The Scotsman

Hannah Bailey on her new snowboard film starring Beira, goddess of winter

- Rogercox @outdoorsco­ts

“We wanted to make a film championin­g the snowsports community in the Cairngorms”

One of the highlights of this year’s Fort William Mountain Festival will be the big screen premiere of Thrawn

– a stylishly-made short from Highlands-based filmmaker and producer Hannah Bailey. As the title suggests, its main theme is the very specific kind of bloody-mindedness necessary to carve out a life as a skier or snowboarde­r in Scotland, whether that means battling gale-force winds to access a sheltered powder stash in the middle of winter or tracking down thin ribbons of corn snow in April or May in order to eke out a few late season turns.

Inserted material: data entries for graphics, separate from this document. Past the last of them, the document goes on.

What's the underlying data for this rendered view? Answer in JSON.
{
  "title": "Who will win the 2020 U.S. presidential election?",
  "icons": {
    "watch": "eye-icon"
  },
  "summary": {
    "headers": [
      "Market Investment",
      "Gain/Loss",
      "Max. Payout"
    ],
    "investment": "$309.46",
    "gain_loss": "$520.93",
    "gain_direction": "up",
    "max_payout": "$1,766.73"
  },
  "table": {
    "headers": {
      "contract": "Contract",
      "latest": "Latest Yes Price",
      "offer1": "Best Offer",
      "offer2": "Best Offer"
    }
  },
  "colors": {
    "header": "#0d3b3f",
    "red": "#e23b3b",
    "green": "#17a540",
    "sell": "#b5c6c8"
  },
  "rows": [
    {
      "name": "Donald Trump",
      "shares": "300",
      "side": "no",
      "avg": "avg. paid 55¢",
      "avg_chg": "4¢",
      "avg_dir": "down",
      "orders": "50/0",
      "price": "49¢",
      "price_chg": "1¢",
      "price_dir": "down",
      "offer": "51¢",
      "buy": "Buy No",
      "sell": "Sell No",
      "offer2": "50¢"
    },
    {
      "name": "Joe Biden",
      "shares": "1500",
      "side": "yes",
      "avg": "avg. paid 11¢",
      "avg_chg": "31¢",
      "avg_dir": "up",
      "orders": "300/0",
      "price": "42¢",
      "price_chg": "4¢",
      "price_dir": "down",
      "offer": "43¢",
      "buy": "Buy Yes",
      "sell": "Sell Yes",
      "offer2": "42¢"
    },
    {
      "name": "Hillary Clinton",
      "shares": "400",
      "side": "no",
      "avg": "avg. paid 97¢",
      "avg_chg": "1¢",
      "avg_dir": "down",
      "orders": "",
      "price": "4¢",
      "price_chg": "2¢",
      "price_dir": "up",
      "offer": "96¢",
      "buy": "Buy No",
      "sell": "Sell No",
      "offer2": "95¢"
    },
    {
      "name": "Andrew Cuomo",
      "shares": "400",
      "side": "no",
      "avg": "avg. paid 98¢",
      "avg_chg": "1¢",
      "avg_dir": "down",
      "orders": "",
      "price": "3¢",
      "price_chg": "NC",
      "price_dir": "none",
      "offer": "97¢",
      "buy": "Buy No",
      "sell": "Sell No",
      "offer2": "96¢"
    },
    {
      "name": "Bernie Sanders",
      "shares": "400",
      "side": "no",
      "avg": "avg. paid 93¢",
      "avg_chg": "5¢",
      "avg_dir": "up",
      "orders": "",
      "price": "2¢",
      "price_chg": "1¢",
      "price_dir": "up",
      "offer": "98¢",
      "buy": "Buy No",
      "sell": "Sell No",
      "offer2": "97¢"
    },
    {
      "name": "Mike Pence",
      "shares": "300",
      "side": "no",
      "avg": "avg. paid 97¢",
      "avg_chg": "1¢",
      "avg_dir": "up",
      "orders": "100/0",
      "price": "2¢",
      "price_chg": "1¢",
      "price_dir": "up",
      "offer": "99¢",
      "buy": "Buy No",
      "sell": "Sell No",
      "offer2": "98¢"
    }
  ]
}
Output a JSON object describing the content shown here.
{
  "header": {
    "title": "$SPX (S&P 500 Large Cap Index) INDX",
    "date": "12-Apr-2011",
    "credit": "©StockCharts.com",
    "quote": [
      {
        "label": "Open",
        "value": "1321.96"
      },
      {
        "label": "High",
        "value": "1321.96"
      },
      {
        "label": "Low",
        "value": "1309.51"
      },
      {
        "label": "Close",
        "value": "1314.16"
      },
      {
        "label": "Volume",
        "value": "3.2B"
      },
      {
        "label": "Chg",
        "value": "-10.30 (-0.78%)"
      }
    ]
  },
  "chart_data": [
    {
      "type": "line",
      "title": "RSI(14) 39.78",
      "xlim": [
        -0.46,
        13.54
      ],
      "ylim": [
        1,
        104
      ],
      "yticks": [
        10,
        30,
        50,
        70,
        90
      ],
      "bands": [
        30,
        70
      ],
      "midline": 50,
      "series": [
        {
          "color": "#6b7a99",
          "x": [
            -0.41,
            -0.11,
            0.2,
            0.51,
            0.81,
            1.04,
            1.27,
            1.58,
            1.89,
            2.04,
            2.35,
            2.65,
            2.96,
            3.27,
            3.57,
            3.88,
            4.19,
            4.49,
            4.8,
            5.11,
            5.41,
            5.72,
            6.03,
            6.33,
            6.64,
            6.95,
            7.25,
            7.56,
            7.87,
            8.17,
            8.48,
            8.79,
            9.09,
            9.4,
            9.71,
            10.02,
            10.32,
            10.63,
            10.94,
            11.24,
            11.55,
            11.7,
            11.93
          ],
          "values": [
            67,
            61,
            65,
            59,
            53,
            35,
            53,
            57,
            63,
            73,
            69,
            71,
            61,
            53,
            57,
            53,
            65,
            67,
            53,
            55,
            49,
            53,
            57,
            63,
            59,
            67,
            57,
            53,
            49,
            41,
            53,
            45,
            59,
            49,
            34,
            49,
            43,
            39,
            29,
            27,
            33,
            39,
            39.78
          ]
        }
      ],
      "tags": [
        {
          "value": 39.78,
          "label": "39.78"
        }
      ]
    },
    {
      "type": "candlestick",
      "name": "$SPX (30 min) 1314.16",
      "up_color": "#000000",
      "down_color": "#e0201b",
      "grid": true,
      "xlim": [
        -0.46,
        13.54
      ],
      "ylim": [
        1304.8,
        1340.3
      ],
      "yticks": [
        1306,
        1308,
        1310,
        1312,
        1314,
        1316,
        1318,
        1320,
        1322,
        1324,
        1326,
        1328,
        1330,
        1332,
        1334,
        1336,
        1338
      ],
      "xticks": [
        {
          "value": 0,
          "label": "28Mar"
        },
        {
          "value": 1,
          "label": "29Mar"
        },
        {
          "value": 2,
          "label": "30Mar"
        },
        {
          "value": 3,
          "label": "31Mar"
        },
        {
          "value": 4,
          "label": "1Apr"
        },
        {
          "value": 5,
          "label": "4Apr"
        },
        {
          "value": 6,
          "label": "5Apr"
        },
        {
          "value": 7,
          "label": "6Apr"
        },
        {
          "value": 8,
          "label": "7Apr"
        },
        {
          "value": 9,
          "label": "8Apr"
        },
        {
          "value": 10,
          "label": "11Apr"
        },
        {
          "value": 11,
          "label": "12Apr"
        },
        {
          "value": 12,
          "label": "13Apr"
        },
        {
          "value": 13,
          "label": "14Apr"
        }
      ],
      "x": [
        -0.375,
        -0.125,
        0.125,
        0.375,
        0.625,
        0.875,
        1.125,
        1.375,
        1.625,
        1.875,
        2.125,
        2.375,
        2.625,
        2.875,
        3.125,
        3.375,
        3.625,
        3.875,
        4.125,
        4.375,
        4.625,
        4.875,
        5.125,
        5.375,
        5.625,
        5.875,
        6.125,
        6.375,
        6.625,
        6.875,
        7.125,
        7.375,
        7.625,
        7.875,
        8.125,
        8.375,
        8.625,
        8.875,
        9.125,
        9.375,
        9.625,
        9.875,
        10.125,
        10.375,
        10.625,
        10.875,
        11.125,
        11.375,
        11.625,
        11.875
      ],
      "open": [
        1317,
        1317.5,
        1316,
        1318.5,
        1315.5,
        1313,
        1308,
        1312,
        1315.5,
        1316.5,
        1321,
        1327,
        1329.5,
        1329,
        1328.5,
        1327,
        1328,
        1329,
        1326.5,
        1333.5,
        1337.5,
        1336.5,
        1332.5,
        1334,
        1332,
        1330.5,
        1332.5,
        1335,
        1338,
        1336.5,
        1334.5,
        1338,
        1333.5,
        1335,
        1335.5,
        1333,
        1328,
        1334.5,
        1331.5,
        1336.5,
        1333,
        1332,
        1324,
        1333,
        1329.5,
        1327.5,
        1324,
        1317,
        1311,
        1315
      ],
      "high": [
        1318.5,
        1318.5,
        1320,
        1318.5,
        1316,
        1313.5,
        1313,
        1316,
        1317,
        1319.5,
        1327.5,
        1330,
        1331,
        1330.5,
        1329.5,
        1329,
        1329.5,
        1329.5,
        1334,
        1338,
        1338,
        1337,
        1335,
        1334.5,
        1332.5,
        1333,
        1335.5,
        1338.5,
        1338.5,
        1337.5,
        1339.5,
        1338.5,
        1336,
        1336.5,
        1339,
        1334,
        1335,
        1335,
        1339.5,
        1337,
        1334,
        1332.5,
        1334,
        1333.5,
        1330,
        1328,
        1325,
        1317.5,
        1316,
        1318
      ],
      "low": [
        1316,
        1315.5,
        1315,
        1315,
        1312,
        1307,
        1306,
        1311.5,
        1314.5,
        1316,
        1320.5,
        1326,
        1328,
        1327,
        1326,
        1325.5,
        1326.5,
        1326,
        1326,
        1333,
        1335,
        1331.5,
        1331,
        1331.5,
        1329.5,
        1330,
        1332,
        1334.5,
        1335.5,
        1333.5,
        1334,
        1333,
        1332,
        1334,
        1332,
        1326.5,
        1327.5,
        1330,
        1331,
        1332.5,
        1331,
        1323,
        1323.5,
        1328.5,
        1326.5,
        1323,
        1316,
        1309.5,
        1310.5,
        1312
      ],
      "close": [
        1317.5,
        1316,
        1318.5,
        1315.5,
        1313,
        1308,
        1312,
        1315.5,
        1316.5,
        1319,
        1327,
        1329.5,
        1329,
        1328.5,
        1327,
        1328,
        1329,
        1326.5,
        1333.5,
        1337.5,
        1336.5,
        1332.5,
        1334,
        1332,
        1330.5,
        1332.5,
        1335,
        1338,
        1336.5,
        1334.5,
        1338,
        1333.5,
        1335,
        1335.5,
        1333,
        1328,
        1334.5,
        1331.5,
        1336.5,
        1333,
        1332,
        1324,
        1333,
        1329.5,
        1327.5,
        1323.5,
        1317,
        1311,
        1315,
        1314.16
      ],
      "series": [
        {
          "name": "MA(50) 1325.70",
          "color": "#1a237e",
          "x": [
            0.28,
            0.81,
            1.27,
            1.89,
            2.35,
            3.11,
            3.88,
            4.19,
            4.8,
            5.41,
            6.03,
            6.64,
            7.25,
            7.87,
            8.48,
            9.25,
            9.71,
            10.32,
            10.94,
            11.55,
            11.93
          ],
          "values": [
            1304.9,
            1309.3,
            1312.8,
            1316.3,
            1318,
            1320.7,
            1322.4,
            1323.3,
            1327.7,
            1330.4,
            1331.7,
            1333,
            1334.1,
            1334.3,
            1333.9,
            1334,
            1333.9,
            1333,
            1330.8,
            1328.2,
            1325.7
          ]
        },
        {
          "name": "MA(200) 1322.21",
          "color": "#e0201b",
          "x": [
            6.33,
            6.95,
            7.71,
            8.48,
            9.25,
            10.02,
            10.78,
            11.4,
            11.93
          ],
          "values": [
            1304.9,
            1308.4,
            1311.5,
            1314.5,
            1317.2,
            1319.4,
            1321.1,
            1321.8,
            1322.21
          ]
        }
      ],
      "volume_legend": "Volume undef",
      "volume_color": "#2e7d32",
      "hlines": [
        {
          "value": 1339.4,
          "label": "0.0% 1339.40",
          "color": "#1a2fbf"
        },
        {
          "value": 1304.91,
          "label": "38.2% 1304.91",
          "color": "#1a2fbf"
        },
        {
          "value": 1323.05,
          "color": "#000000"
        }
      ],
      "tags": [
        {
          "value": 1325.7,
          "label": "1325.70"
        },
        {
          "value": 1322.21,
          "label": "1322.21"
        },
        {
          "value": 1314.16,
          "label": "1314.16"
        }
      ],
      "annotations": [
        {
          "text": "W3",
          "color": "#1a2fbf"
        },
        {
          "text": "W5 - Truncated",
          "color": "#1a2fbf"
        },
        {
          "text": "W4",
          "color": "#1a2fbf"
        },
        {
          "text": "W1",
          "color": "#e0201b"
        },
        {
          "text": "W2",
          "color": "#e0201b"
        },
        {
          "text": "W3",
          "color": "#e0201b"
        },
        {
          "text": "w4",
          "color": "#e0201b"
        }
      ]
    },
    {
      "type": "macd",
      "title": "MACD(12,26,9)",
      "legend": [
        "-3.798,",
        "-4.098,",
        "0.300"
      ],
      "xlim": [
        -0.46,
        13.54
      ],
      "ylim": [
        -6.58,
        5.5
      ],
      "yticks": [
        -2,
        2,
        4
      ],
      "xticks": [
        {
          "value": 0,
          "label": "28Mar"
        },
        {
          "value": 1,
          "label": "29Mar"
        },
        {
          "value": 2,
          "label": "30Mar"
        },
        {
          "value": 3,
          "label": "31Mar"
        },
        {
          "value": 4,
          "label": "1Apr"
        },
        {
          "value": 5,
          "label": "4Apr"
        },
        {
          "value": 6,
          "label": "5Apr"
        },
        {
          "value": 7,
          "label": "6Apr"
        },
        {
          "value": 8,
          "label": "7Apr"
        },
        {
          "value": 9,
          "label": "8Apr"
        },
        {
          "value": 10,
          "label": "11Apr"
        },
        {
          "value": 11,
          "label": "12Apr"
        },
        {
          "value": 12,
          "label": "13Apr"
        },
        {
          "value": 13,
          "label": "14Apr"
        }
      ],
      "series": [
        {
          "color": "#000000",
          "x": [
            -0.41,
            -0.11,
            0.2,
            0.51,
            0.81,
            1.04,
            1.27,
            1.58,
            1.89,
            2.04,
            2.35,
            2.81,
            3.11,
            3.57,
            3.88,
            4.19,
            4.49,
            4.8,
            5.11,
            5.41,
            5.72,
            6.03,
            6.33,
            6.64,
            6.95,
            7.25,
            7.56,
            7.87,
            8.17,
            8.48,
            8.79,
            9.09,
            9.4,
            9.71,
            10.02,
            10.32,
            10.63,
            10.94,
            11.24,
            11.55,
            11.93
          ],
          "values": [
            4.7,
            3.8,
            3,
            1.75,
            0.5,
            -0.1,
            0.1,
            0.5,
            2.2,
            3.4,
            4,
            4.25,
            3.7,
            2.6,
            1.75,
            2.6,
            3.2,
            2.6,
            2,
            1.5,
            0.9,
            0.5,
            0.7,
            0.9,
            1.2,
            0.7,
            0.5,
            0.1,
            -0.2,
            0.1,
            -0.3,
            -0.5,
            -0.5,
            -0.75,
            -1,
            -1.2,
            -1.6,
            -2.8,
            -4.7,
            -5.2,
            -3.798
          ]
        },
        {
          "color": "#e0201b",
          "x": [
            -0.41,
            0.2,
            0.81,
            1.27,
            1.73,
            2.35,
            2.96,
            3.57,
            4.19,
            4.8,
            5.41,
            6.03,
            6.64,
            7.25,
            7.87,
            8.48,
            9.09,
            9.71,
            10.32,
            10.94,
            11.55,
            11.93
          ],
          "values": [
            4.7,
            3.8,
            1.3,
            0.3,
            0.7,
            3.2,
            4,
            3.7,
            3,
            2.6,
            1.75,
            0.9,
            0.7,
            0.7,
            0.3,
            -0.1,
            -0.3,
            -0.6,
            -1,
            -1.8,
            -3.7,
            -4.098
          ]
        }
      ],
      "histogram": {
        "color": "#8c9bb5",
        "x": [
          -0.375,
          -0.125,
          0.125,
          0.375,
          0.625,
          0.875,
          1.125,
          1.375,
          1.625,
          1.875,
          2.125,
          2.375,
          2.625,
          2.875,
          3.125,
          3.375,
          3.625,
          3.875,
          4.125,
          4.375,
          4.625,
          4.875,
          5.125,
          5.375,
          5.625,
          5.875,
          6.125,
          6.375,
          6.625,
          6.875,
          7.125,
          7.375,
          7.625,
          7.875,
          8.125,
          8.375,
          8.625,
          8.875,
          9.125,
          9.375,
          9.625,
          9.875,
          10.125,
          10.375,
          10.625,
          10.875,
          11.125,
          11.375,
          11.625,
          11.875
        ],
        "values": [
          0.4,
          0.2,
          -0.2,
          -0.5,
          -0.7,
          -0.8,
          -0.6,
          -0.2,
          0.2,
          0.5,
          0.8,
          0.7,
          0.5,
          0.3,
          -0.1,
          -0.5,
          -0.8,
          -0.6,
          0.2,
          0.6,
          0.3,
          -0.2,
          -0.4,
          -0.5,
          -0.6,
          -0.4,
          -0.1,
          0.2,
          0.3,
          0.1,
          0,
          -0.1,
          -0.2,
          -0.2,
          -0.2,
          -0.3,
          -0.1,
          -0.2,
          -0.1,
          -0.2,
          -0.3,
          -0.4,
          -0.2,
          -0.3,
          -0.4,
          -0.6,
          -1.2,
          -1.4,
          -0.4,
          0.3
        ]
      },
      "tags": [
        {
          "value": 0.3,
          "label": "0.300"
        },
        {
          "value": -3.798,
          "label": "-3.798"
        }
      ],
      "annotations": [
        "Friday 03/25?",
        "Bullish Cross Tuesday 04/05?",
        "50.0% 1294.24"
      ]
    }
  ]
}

At the heart of the film is Aviemore native Lesley Mckenna, who travelled the world as a profession­al snowboarde­r throughout the Noughties, representi­ng Team GB in the halfpipe at the Winter Olympics in 2002, 2006 and 2010, but then, in spite of having sampled the delights of some of the most celebrated snowsports locations on Earth, decided to return to Aviemore to make a home in the shadow of the Cairngorms, where she had first been taught to ski by her father as a child.

“We wanted to make a film that was championin­g the snowsports community in the Cairngorms,” says Bailey, “a community that’s still very much thriving and resilient in spite of the conditions, where we might only get a handful of good days each season.”

Bailey and Mckenna are both friends and business partners: for the last few years they have run Wandering Workshops together – guided ski and snowboard touring adventures which aim to make backcountr­y snowsports accessible to people who might not normally consider venturing beyond the ski resort boundary. As it turns out, however, Mckenna influenced Bailey’s career path long before they met, thanks to the all-female snowboard films she made with her Chunky Knit Production­s company.

“I was in my early twenties in Edinburgh,” Bailey remembers, “and I was a little bit lost about what I was going to do, what path I should take. I’d never done any snowsports at that time but I was a very active sportspers­on at school and I just thought, ‘Ach, I really need to get out there and do something in the world’. I literally Googled ‘Where can you go and live and work abroad’ and it said ’Go and do a winter season’, so I packed my bags and I was away to the French Alps ten days later, without any awareness of what that meant – except for having seen Lesley’s Chunky Knit films.

“Thanks to those, I’d seen what snowboardi­ng was through the eyes of women and I thought ‘That’s really cool, that could be something I’d like to learn’. So I went out to the Alps and found snowboardi­ng through that – a lucky Google search and the inspiratio­n of Chunky Knit.”

Bailey went on to spend three ski seasons in the Alps, before landing a job in London with Roxy – the female arm of surf and snow brand Quiksilver. "That was 15 years ago,” she says, “and I’ve been working in the industry ever since.”

Bailey soon became aware that, on the whole, media coverage of women in snowsports left a lot to be desired, so, in addition to her work for Roxy, she tried to gain as much exposure to the content-creation side of the industry as she could, “whether it was writing features for magazines, taking photos and then pitching them to more mainstream media titles – any idea I had that could spread the word on what I thought was a really interestin­g scene.”

As a photograph­er and filmmaker, Bailey is entirely self-taught: “I just learned by getting out there, going to events and snapping away,” she says. “I wasn’t ever trying to ‘become’ a photograph­er – photograph­y was my way of promoting awareness for a side of the scene that I thought needed it.”

Bailey decided to move from London to Aviemore in 2020, during lockdown. “At first there was a feeling of being isolated from the city where I was so used to getting opportunit­ies for work,” she remembers, “but that quickly dissipated and I realised that, actually, the offering from a creative point of view was vast, and there were so many more opportunit­ies than I’d even realised.”

Thrawn begins with a voiceover reference to Beira, goddess of winter in Scottish folklore and also the creator of the landscape itself. In addition to Mckenna, the film also features Lauren Maccallum, snowboarde­r and general manager of the environmen­tal charity Protect Our Winters UK. “I think there have always been a very strong, powerful female characters here in the Cairngorms,” says Bailey, “they’ve been doing amazing work forever, but they just haven’t had the same level of exposure. It’s only starting to come out now.”

Thrawn is screening at the at the Fort William Mountain Festival on 16 February, followed by a Q&A with Hannah Bailey, Lauren Maccallum, and Lesley Mckenna; at the Old Bridge Inn, Aviemore, 21 February; and at the Magic Mountain Festival, Skye, 23-25 February.